# Unpaired Image-to-Image Translation using Cycle-Consistent Adversarial Networks
* This paper presents an approach to image translation, i.e. translating and image in one "domain" to its corresponding image in another domain.

* Note that this approach does not require training data to consist of image pairs but instead just trains on two bags of images that we want to be able to translate between. The main idea is to use an adversarial loss to accomplish this.

* Image domains are basically just different distributions over the image space, e.g. nature pictures with and without snow. In the paper they are denoted by $X$ and $Y$. Not sure how to define the "translation" mathematically, conceptually it's pretty straight forward though. I think the assumption though, is that for two images that are each other's translation there exists some common latent factor or as the authors say, "two different renderings of the the same underlying scene".

## The Parts of Cycle GAN
* One generator $G: X \rightarrow Y$
* One generator $F: Y \rightarrow X$
* One discriminator $D_X: X \rightarrow \text{determine whether real or fake/translated X}$
* One discriminator $D_Y: Y \rightarrow \text{determine whether real or fake/translated Y}$

## Training
### Generators
$G$ and $F$ are trained by a optimizing for a loss defined in multiple parts.
* First the adversarial loss, $G(x) \rightarrow \hat{y}$ is trained to look like $y \sim Y$.
    * No guarantee of meaningful translation of individual $x$ and $y$, only at a macro level.
* Second, the cycle consistency loss.
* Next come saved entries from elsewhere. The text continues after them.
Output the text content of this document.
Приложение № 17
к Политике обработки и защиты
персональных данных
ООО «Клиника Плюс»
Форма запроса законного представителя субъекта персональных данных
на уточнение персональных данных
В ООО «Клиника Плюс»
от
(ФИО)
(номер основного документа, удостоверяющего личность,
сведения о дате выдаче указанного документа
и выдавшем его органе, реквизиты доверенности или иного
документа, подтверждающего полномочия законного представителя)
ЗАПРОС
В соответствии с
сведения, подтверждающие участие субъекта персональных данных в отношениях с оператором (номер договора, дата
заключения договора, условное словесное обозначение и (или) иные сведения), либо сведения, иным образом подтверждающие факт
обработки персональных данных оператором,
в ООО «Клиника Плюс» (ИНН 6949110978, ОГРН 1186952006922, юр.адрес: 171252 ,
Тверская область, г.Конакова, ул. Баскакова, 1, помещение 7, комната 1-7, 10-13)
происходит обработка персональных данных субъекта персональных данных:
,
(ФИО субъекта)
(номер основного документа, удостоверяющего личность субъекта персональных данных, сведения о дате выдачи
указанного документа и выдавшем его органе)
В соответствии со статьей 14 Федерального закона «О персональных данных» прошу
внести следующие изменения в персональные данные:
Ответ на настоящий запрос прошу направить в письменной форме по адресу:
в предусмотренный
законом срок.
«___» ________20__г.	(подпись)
Translations should be cycle consistent, i.e. be translatable back and forth. Or in other words $G$ and $F$ should be each other's inverses and be bijections (each element in each set is mapped to one other element in the other set and vice versa).
    * Cycle consistency loss: $G$ and $F$ is also trained to $F(G(x)) \approx x$ and $G(F(y)) \approx y$ by $l_1$ distance.
* The total loss is $\mathcal{L}_{GAN} + \lambda \mathcal{L}_{cyclic}$

### Discriminators
Discriminators $D_X$ and $D_Y$ are only trained by the adversarial loss, that is they want to classify real samples as real and translated samples as fake.
* In practice they use least squares loss instead of normal negative log likelihhood loss in the adversarial loss parts.
* They also update the discriminators based on a history of generated/translated images instead of just the ones from the latest version of the generative networks. They that they use the 50 previously generated images but I suppose this should depend on batch size? TODO: Read implementation

## Architectures
### Generators
* Adapted from the neural style paper.
* According to paper:
    * 2 stride-2 convolution layers.
    * 6 or 9 (depending on image size) residual blocks.
    * 2 fractionally strided convolutions with stride 1/2
    * They use instance normalization.

### Discriminators
* Taken from PatchGAN paper
    * Not a single scalar output but instead one output per image patch determined by the convolutions.
    * This means fewer parameters.
    * They are then combined for the final discriminator output.

## TODO:
* They point out that this setup is similar to that of adversarial autoencoders, in that two of these are trained jointly where the target distributions are the translations of each respective domain.